Investment Strategies
FEATURE: Trends Converge Making Direct Investing More Appealing To The Wealthy
A number of factors are causing more and more wealthy families to embrace direct investing, and many players in the industry are seeking to capitalize on this trend.
The trend of family offices and other accredited investors engaging in the world of direct investing is intensifying: according to a 2012 study by the Wharton Global Family Alliance, average portfolio allocations by single family offices to direct investments rose from 6 per cent in 2009 to 11.4 per cent in 2011.
And in a 2010 survey of 62 families advised by McNally Capital, 83 per cent said they are planning to increase or maintain their direct investments in private firms over the next two years, while 59 per cent said they prefer to invest in direct deals as opposed to more traditional private equity funds.
There are a number of factors driving this phenomenon, one of which relates to the digitization of business development and deal sourcing activities, making private market investments more accessible.
Meanwhile, Mark Selinger of the international law firm McDermott Will & Emery, noted how, because of the financial crisis (and the increased difficulty in raising new or follow-on funds), families have been more successful recruiting top talent away from established funds to run their direct investment activities. At the same time, families are simply seeking greater control over their investments – particularly in light of dissatisfaction with funds due to illiquidity and faltering returns, for example.
Selinger defines direct investing as: “...A family investor, either an individual or more typically a family office or family-controlled investment vehicle, investing directly in a privately-held company.”
He added: “The investment can be in a passive minority share, in common or preferred stock, or in a significant or controlling interest, which typically would be in the form of a highly negotiated preferred stock instrument. This instrument often includes control or veto rights, as well as representation on the company’s board of directors.”
On that note, direct investing is also a way into the impact investing sector, allowing wealthy individuals and families to get involved with a firm whose philosophy they are passionate about, for example.
“This is an area where we're seeing increasing involvement with families, but bringing to that a level of sophistication which makes them much more competitive and able to play in the same arena as the funds,” Selinger, a partner at McDermott in New York, told Family Wealth Report.
Opportunity
McDermott recently expanded its global direct investing practice to capitalize on the growing trend of wealthy families becoming active players in more complex transactional matters.
“They are taking more active and often lead roles in transactional matters, rather than just either investing in funds or being passive investors,” Selinger said. “Families have effectively doubled their allocation to direct investments - in a pretty short time.”
But these transactions require a great deal of legal consideration through each layer of the structure. Such wealth may be of the first or several generations, but its scale, as well as the scale of investing, may require a range of international tax, estate planning and family succession expertise, McDermott said.
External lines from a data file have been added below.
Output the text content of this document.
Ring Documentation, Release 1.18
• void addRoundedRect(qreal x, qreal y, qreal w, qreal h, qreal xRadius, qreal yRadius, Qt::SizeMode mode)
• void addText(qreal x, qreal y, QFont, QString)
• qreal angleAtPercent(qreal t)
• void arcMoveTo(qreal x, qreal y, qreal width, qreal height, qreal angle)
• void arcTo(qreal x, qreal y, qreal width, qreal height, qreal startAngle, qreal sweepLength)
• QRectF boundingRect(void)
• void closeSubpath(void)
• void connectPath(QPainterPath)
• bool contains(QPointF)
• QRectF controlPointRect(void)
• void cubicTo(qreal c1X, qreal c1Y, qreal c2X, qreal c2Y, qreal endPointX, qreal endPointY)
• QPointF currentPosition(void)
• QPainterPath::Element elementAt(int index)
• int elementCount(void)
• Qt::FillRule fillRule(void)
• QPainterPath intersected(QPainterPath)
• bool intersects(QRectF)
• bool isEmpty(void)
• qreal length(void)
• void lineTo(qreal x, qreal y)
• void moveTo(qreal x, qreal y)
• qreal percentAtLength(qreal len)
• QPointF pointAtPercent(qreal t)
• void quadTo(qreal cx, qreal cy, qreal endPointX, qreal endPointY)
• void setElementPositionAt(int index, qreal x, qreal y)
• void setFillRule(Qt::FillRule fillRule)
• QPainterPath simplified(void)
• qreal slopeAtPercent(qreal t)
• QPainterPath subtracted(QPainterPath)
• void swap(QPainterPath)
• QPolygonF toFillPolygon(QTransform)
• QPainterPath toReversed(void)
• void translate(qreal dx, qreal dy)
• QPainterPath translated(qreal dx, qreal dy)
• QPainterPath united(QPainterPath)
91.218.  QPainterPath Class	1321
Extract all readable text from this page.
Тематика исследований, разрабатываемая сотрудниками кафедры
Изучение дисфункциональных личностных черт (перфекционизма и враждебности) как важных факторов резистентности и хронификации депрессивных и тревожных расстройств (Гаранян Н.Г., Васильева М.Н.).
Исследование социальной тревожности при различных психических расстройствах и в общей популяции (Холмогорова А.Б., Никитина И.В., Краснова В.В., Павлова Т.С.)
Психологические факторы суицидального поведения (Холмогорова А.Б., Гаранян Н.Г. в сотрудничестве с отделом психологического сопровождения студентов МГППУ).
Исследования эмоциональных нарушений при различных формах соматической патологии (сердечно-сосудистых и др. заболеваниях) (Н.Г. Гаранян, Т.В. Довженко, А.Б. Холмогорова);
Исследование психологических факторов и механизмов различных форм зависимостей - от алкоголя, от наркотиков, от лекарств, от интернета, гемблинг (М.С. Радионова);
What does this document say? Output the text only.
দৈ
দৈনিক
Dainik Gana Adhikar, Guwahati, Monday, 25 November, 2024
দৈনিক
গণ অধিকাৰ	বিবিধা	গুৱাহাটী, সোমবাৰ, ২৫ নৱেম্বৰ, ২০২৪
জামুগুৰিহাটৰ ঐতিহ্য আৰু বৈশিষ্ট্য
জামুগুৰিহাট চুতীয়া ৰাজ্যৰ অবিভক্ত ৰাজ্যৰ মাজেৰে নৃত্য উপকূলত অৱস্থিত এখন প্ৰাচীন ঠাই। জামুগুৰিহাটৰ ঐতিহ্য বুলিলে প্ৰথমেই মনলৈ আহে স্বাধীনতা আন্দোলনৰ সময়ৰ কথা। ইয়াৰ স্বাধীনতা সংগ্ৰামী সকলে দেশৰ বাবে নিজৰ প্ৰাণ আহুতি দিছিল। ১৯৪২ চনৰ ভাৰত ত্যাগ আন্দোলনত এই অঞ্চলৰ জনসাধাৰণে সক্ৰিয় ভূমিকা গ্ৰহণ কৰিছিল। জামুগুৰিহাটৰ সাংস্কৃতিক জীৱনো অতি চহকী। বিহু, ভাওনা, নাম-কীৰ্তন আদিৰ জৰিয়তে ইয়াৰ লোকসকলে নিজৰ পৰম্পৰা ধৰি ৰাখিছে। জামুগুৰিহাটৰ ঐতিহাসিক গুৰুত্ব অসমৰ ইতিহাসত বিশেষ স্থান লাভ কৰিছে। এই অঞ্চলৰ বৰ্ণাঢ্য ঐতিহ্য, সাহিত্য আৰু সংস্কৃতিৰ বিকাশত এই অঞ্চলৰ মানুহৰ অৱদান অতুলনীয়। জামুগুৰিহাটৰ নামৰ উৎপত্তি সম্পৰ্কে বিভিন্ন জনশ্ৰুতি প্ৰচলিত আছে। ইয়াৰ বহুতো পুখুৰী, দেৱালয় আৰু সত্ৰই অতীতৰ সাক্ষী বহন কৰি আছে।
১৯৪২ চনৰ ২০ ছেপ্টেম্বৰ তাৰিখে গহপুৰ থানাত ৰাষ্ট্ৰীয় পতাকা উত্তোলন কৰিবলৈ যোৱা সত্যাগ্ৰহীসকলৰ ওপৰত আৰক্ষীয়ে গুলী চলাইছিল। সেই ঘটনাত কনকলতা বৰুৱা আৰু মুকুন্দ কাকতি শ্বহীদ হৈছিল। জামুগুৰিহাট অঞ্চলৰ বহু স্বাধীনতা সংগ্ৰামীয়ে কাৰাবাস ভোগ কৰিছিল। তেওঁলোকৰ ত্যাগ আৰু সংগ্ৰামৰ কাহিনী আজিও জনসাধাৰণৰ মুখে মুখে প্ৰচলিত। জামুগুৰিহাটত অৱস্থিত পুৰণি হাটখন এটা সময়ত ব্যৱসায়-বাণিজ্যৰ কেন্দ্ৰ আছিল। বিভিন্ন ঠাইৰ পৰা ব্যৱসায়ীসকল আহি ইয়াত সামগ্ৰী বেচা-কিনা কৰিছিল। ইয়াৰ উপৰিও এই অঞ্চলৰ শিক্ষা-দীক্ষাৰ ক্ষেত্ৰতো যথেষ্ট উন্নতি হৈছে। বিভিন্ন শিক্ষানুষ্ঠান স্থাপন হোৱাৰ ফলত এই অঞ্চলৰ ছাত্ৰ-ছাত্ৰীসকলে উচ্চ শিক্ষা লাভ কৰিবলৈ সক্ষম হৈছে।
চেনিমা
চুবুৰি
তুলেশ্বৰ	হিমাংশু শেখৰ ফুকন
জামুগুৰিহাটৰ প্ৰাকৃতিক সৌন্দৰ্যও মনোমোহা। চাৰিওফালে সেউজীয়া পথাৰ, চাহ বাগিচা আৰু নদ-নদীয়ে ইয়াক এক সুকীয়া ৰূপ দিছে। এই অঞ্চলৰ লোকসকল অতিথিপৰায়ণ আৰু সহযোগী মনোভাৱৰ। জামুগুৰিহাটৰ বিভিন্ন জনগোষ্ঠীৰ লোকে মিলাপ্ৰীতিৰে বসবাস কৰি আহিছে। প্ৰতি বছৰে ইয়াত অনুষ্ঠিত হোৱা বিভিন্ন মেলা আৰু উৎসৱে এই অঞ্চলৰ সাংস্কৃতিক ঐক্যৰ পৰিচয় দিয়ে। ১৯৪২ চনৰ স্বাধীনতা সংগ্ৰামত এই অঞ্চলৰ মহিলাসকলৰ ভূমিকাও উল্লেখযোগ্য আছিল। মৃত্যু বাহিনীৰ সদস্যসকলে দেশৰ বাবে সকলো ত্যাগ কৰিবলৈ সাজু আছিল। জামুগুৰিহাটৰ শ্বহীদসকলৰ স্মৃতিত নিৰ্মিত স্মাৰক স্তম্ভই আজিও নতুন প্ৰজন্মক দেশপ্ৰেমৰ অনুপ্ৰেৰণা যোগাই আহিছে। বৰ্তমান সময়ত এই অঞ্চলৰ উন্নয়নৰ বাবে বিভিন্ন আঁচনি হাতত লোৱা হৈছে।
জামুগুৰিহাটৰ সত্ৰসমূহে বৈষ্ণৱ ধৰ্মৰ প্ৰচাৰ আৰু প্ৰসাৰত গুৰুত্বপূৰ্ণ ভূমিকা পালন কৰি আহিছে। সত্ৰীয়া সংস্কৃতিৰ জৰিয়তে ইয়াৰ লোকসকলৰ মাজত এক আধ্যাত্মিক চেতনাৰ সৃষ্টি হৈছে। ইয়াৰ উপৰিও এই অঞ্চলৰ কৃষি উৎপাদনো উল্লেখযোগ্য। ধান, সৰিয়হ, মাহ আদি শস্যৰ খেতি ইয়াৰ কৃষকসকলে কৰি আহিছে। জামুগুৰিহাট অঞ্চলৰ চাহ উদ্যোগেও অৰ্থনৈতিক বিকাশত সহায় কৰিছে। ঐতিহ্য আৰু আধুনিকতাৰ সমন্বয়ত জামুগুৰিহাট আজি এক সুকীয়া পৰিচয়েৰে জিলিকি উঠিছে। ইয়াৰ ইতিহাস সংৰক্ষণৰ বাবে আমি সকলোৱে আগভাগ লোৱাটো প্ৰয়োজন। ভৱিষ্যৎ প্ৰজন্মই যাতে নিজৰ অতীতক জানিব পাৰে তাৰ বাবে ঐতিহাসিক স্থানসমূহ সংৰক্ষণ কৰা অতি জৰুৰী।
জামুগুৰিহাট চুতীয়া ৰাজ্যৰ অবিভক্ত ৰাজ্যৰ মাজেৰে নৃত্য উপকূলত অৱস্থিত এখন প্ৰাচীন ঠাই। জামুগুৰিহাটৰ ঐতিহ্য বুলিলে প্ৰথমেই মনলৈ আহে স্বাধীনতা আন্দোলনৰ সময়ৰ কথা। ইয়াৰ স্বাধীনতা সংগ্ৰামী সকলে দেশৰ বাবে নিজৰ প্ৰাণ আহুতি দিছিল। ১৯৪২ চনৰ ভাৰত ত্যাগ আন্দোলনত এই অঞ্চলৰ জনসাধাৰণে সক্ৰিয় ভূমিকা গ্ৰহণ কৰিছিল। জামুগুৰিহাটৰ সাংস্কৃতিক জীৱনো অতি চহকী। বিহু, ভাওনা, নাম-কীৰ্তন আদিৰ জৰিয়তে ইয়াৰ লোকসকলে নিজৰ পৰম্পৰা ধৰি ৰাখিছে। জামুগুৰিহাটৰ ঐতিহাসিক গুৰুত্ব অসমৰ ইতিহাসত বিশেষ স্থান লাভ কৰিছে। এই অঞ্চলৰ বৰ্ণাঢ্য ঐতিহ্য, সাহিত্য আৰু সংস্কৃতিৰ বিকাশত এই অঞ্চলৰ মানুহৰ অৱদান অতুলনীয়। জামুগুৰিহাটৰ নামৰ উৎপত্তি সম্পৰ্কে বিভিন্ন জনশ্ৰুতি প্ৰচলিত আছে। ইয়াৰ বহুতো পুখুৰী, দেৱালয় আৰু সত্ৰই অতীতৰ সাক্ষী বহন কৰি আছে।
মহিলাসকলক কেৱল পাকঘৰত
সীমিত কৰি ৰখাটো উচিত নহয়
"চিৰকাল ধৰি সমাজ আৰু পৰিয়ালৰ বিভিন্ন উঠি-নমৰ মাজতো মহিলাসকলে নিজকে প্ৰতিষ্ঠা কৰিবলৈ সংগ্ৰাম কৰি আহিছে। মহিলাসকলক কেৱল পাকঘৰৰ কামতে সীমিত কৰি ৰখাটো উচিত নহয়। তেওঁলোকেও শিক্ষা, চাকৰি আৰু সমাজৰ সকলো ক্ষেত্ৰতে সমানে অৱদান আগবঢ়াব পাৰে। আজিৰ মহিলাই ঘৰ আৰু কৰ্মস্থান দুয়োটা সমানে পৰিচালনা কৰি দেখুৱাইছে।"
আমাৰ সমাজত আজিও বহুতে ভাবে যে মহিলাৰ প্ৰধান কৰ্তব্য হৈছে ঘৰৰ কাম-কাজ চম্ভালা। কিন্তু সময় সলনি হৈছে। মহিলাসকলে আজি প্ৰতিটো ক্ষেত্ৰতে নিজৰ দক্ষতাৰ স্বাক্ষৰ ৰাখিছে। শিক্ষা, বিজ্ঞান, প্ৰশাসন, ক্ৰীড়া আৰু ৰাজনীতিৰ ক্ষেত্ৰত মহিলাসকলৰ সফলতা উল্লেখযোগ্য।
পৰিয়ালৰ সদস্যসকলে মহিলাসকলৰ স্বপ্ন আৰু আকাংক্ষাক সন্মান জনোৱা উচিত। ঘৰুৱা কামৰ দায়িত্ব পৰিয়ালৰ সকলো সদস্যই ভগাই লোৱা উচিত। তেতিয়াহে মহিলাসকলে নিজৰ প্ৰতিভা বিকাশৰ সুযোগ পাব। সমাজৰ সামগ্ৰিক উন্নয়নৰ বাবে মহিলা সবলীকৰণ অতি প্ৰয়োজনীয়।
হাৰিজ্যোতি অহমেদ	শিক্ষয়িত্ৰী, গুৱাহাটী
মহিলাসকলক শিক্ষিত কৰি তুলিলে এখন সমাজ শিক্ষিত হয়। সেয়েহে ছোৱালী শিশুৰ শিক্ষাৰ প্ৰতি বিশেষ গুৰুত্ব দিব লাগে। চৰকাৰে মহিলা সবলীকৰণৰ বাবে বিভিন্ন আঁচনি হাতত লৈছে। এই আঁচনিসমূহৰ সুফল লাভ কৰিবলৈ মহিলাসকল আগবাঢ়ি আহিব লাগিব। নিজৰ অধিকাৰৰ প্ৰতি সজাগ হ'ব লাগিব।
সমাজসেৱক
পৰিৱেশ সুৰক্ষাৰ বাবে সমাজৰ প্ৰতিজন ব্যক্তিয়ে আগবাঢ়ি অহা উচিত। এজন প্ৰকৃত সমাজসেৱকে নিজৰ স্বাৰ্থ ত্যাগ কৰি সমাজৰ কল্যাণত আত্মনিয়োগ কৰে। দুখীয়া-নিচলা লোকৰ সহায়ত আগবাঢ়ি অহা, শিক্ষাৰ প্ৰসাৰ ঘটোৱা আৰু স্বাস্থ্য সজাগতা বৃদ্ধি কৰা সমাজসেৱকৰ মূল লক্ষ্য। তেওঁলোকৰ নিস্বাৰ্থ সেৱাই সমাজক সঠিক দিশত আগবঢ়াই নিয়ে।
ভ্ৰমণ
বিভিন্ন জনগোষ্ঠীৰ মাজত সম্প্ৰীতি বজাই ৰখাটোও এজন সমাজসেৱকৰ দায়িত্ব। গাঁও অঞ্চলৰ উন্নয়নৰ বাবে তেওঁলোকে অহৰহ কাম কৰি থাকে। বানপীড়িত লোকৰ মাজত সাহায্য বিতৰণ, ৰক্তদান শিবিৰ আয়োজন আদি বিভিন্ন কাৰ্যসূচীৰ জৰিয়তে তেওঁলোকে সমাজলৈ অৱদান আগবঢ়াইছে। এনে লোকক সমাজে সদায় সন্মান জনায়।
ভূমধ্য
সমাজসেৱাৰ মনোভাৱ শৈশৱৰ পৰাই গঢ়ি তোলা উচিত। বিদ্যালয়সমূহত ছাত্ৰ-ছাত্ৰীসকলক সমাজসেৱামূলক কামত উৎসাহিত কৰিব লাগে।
The firm's direct investing practice brings together professionals from its corporate, tax and private client practices to provide high net worth clients with legal services as they invest in and operate businesses globally. Matthew Sperry and Matthew McKim were recently recruited to help the firm expand its work with wealthy families in Asia, Europe and Latin America, as well as the financial institutions that cater to such families.
Speaking from his experience working in the private equity field, Selinger noted how, ten years or so ago, wealthy individuals and families – even those with great business success – sometimes lacked the track record or experience to net the best investment opportunities.
Deal execution, deal expertise and deal sourcing are areas where, “if you're serious about direct investing, you'll have to devote some time and resources,” Selinger said. “And that creates a threshold in terms of how big a family is or how much money is going to be allocated because, depending on the asset class, you need a certain amount of money to be able to play.”
Being more discoverable
An example of a firm that is tapping into this trend is Axial, an online network for professionals who operate, advise, finance and acquire private companies. Peter Lehrman, chief executive and founder, recently spoke to this publication about how family offices are increasingly embracing “discoverability” when it comes to sourcing investment opportunities.
Indeed, keeping a low profile has been a challenge for the sector – which is historically very elusive – when looking for greater access to direct investment opportunities.
But the democratization of information on the internet, as well as the emergence of online platforms, is “changing the game for investors and business owners,” Lehrman said previously. “With so much available information out there, getting found is key.”
“Like many investors, the recession reset asset allocation strategy for family offices,” he added. “Disillusionment with public markets and distrust of institutional investors has resulted in many family offices looking for a more transparent and less fee-bloated investment strategy. While family offices have traditionally invested in a variety of private equity funds and other alternative managers – playing the role of limited partner – lately, we’ve seen a shift toward direct investments.”